Link Roundup: August 21

Welcome to Flood Media’s link roundup! Each week, we bring you fresh Flood-approved content from around the web, covering current events, debates, and hot takes.

For Overland, Ulli Clements reports on race relations in a small general store on a remote cattle station north of Alice Springs. The piece is thoughtful, full of illuminating details, and doesn't shy away from an acknowledgment of the author's own (mis)perceptions. (At one point Ulli congratulates a local Aboriginal man for killing a kangaroo with a spear. "They laughed at me. ‘No, Ulli. He killed it with a gun.’") Also, if you need any more convincing that the Basics Card is a deeply fucked and racist invention that reinforces economic precarity in Aboriginal communities, read this.

I first heard the writer R.L. Stephens on a 2017 episode of Chapo Trap House, and I've been a fan ever since.
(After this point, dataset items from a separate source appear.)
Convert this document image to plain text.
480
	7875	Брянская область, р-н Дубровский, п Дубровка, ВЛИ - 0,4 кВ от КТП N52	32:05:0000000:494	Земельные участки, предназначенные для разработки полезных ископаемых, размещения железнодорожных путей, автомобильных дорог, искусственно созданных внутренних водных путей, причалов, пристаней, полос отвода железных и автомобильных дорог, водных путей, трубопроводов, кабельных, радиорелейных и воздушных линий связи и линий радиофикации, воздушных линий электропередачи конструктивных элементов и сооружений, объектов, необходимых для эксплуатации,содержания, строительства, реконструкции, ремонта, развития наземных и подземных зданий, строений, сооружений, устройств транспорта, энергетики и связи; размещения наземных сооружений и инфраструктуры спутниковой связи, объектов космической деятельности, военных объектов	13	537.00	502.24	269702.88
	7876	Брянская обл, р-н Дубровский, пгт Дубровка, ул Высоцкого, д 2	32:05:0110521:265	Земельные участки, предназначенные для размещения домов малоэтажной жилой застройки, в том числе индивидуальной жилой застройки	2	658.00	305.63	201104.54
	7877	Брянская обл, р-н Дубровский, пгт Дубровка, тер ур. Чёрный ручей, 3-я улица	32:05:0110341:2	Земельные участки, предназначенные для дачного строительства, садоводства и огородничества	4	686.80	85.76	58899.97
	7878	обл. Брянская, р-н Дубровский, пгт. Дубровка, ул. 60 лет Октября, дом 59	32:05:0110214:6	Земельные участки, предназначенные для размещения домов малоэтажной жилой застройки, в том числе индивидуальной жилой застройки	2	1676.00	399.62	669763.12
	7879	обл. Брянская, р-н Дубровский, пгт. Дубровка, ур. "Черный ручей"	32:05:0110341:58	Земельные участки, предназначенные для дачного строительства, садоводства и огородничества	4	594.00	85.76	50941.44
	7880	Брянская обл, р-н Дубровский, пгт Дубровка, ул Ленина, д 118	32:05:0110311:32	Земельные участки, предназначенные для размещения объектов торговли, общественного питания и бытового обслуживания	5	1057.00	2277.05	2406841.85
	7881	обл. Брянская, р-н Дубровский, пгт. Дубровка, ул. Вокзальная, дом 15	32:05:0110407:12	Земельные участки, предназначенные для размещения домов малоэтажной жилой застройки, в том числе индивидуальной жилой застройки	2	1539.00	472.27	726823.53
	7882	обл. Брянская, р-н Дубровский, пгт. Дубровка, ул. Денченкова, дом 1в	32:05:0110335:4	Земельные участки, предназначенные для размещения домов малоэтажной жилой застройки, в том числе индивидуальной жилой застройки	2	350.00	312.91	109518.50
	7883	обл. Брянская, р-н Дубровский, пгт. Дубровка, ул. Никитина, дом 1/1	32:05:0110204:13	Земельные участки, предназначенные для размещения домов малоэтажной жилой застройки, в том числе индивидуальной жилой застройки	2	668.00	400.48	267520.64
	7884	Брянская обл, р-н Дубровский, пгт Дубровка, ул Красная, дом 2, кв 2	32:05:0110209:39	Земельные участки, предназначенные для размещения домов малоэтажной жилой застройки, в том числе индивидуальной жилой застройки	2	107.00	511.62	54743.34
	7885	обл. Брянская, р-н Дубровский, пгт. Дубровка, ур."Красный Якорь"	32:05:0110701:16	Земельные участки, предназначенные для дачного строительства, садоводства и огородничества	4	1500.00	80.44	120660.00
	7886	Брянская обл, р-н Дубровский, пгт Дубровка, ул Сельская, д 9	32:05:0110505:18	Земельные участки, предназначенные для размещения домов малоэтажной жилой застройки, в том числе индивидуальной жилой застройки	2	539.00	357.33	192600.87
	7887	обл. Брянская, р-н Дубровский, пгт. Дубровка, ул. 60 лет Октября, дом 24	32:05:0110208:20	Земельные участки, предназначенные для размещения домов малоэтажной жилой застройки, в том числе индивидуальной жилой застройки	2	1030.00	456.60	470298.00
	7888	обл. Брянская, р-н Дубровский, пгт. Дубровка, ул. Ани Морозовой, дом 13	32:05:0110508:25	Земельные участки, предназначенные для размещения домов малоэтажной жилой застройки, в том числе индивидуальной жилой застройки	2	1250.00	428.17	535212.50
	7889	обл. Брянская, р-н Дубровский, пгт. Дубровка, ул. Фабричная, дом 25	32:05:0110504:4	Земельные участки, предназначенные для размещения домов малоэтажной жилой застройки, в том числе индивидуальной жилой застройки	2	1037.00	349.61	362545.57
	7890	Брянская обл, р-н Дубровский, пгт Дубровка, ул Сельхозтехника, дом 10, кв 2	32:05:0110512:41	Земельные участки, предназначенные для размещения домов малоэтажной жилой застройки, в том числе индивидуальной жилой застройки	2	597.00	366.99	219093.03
His 2017 Jacobin essay, 'Between the Black Body and Me' is a relative (oldie) but an (objective) goodie, taking on liberal darling Ta-Nehisi Coates. "What we find all too often in Coates’s narrative universe are bodies without life and a racism without people," he writes. "To give race an ontological meaning, to make it a reality all its own, is to drain it of its place in history and its roots in discrete human action. To deny the role of life and people — of politics — as Coates does is to also foreclose the possibility of liberation." (Side note: thank god someone has finally addressed the insufferable po-mo tic of referring to "bodies" at every available opportunity. You know who you are.)

In May this year, journalist and poet Tiffany Higgins rode the bus in Brazil, talking with locals about the Brazilian truck drivers' strike. Her reportage, for Guernica, dives into the complexity of Brazilian politics, workers' struggles, and military interventions. "One person mentions the media coverage of the strike: “The media say that it’s only a minority of drivers that are striking.” José’s daughter Milena and the bus driver chime in at the same time: “É todo mundo.” It’s everyone."

I'm sure I'm not alone in finding cutesy ads for food delivery services insufferably twee, smug,  patronising, and generally teeth-setting-on-edge-y. Luckily for my cranky soul, there's an entire article in The Baffler that shares my views on the matter! Olivia Rutigliano explores how advertising in the "serve-us" industry perpetuates an attitude of consumer entitlement and erases the actual labour conditions that make food delivery services possible. 

In poor districts of Mexico City, residents - mainly women - must organise their existence around the erratic schedules of water delivery trucks, known as pipas. In 'Every Last Drop', Alice Driver offers a window into the day-to-day lives ruled by water scarcity: lives at the nexus of gender, environmental, political, and economic forces. “On the news, they always talk about the importance of water education, of not wasting water," says Nancy Hinojosa, "but the people who have the resources when they turn on their faucets—they are the ones who waste it the most. Because we have few economic resources, we fight for it and we know what it means to carry water home.”

And now for something completely different: Dutton hasn't felt this powerful since he was holding a radar gun on the Bruce Highway. ACAB.